One of the biggest pain points with earlier image models was consistency. You could generate a nice character once, but it was hard to keep them stable across multiple shots or scenes. Nano Banana Pro is specifically tuned for this. It can maintain consistent looks for multiple distinct characters or people and keep track of a set of objects or reference elements in a scene. That makes a huge difference for storyboards, marketing campaigns, and app illustrations. You can design a mascot once and then reuse it in a series of contexts. Or you can build a product hero shot and then place that same product in different environments without it morphing.

Because the model shares Gemini 3’s reasoning and knowledge, it can also generate infographics, diagrams, UI mockups, and other structured visuals that are grounded in facts or in a source document you provide. We have been using it to turn dense technical docs into architecture diagrams or sequence charts, handwritten notes into clean flowcharts, and textual descriptions of screens into UI mockups you can iterate on. The text rendering is much more reliable now, including for multiple languages, which has been a long‑standing annoyance in generative images.

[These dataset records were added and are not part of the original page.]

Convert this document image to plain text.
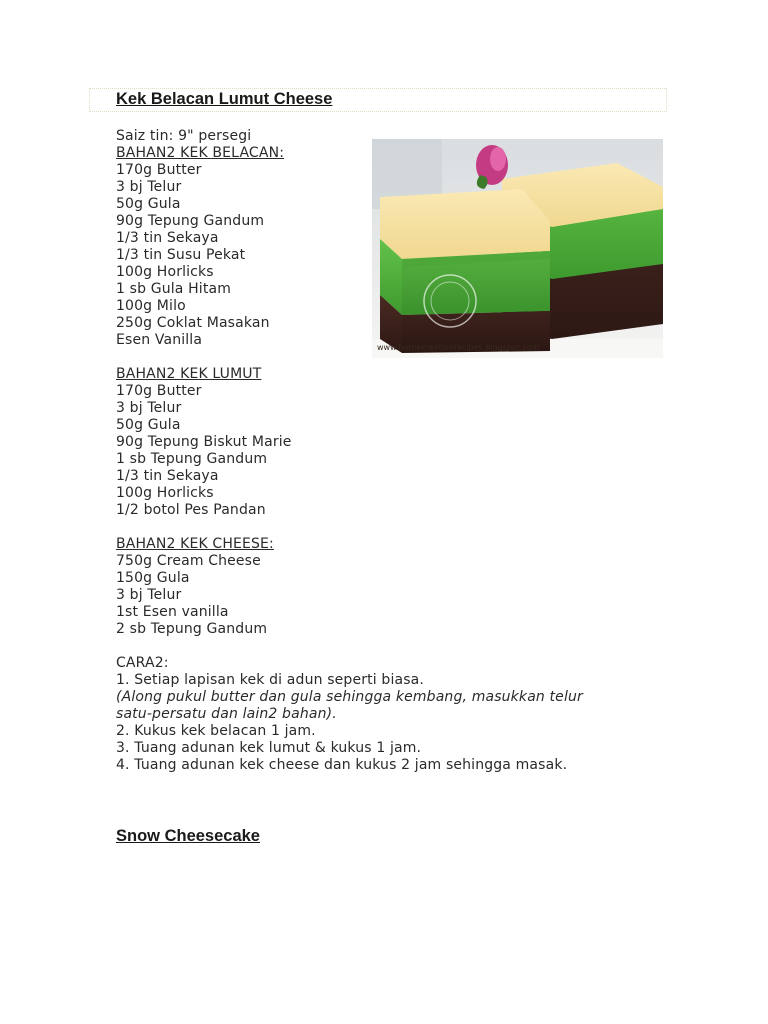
Kek Belacan Lumut Cheese
Saiz tin: 9" persegi
BAHAN2 KEK BELACAN:
170g Butter
3 bj Telur
50g Gula
90g Tepung Gandum
1/3 tin Sekaya
1/3 tin Susu Pekat
100g Horlicks
1 sb Gula Hitam
100g Milo
250g Coklat Masakan
Esen Vanilla
BAHAN2 KEK LUMUT
170g Butter
3 bj Telur
50g Gula
90g Tepung Biskut Marie
1 sb Tepung Gandum
1/3 tin Sekaya
100g Horlicks
1/2 botol Pes Pandan
BAHAN2 KEK CHEESE:
750g Cream Cheese
150g Gula
3 bj Telur
1st Esen vanilla
2 sb Tepung Gandum
CARA2:
1. Setiap lapisan kek di adun seperti biasa.
(Along pukul butter dan gula sehingga kembang, masukkan telur
satu-persatu dan lain2 bahan).
2. Kukus kek belacan 1 jam.
3. Tuang adunan kek lumut & kukus 1 jam.
4. Tuang adunan kek cheese dan kukus 2 jam sehingga masak.
www.homekreationrecipes.blogspot.com
Snow Cheesecake
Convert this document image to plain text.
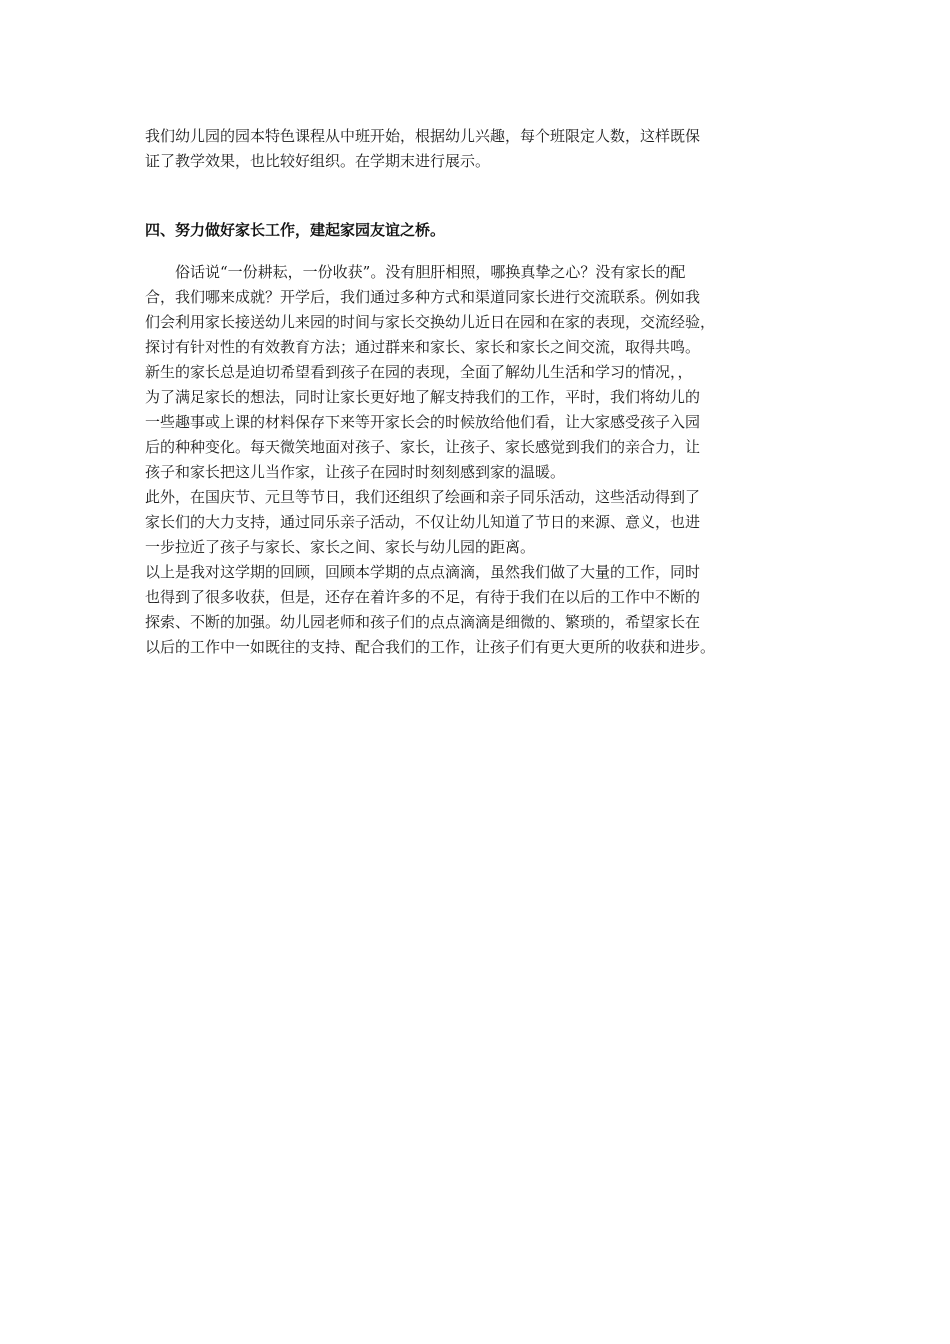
我们幼儿园的园本特色课程从中班开始，根据幼儿兴趣，每个班限定人数，这样既保
证了教学效果，也比较好组织。在学期末进行展示。
四、努力做好家长工作，建起家园友谊之桥。
俗话说“一份耕耘，一份收获”。没有胆肝相照，哪换真挚之心？没有家长的配
合，我们哪来成就？开学后，我们通过多种方式和渠道同家长进行交流联系。例如我
们会利用家长接送幼儿来园的时间与家长交换幼儿近日在园和在家的表现，交流经验，
探讨有针对性的有效教育方法；通过群来和家长、家长和家长之间交流，取得共鸣。
新生的家长总是迫切希望看到孩子在园的表现，全面了解幼儿生活和学习的情况，，
为了满足家长的想法，同时让家长更好地了解支持我们的工作，平时，我们将幼儿的
一些趣事或上课的材料保存下来等开家长会的时候放给他们看，让大家感受孩子入园
后的种种变化。每天微笑地面对孩子、家长，让孩子、家长感觉到我们的亲合力，让
孩子和家长把这儿当作家，让孩子在园时时刻刻感到家的温暖。
此外，在国庆节、元旦等节日，我们还组织了绘画和亲子同乐活动，这些活动得到了
家长们的大力支持，通过同乐亲子活动，不仅让幼儿知道了节日的来源、意义，也进
一步拉近了孩子与家长、家长之间、家长与幼儿园的距离。
以上是我对这学期的回顾，回顾本学期的点点滴滴，虽然我们做了大量的工作，同时
也得到了很多收获，但是，还存在着许多的不足，有待于我们在以后的工作中不断的
探索、不断的加强。幼儿园老师和孩子们的点点滴滴是细微的、繁琐的，希望家长在
以后的工作中一如既往的支持、配合我们的工作，让孩子们有更大更所的收获和进步。
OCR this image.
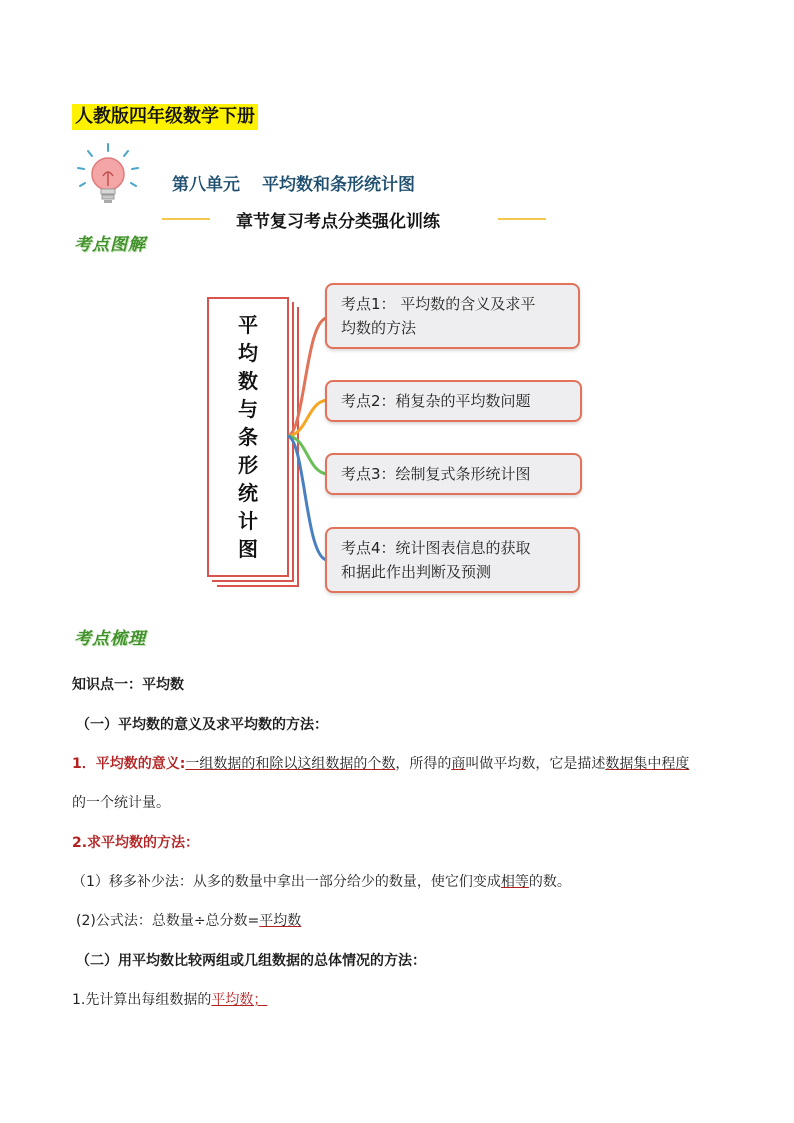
人教版四年级数学下册
第八单元 平均数和条形统计图
章节复习考点分类强化训练
考点图解
平
均
数
与
条
形
统
计
图
考点1： 平均数的含义及求平
均数的方法
考点2：稍复杂的平均数问题
考点3：绘制复式条形统计图
考点4：统计图表信息的获取
和据此作出判断及预测
考点梳理
知识点一：平均数
（一）平均数的意义及求平均数的方法：
1．平均数的意义:一组数据的和除以这组数据的个数，所得的商叫做平均数，它是描述数据集中程度
的一个统计量。
2.求平均数的方法：
（1）移多补少法：从多的数量中拿出一部分给少的数量，使它们变成相等的数。
(2)公式法：总数量÷总分数=平均数
（二）用平均数比较两组或几组数据的总体情况的方法：
1.先计算出每组数据的平均数；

We also pushed fidelity and resolution much higher. Nano Banana Pro supports outputs up to 4K in the API and pro tools, with 2K available in many consumer surfaces. The underlying upscaler and diffusion stack are tuned for detail retention at these resolutions. On top of that, you get robust cleanup tools: remove unwanted objects and fill backgrounds intelligently, tweak small imperfections, and use inpainting to surgically change parts of an image (swap colors, add a logo, remove a shadow).

For a smart‑home product launch, for example, you can generate the hero product shot, ask Nano Banana Pro to insert your exact logo text cleanly, generate multiple environment shots (kitchen, living room, night scene) with the same device design, output banner and poster variants at different aspect ratios and resolutions, and do final cleanup in the same system instead of exporting to another editor.

You can access Nano Banana Pro today in the Gemini app by selecting the image creation mode and the “Thinking” model, inside Search’s AI Mode, via the Gemini API and AI Studio, and in other products like Ads creative tools, Slides, and our video tooling as those integrations roll out. All images from our tools carry SynthID watermarks to make their AI origin detectable, which is important as we move toward more powerful visual models.

Bringing It All Together

From the inside, this past week has felt like a turning point.

Compared to Gemini 2.5 Pro, Gemini 3.0 gives us a much stronger reasoning core, deeper multimodality with a huge context window, significantly better coding and tool‑use behavior, an agent‑first IDE in Antigravity, a genuinely capable terminal agent in the Gemini CLI, and a visual model, Nano Banana Pro, that turns Gemini into a real design and image editing partner.

We did not want this to be just another model release. That is why we shipped 3.0 straight into Search, the Gemini app, AI Studio, Vertex AI, Antigravity, Code Assist, and the CLI all in the same week. The goal is simple: wherever you build or explore ideas, Gemini 3 should be there, and it should feel like a capable collaborator, not a novelty.

For developers, this changes the texture of day‑to‑day work. You can vibe‑code entire apps from a description and then iterate with an agent that can actually run and debug the code. You can let agents handle the boring glue work while you focus on architecture and product decisions. You can generate and refine visual assets from the same system that writes your backend and your frontend. And you can wire all of this into your own tools with the Gemini API.

We are still early. There are rough edges, there are things Gemini still gets wrong, and human review remains essential. But after working on Gemini 3 and using it across Antigravity, the CLI, and Nano Banana Pro over the last week, it is hard to go back. It feels less like asking a chatbot for help and more like collaborating with a set of specialized, fast, tireless teammates.

If you build software, design experiences, or just like to push on what AI can do, this is the moment I have been waiting to share: Gemini 3.0 is out, it is topping benchmarks like WebDev Arena and Design Arena on the coding and UI side, and it is ready to build with you.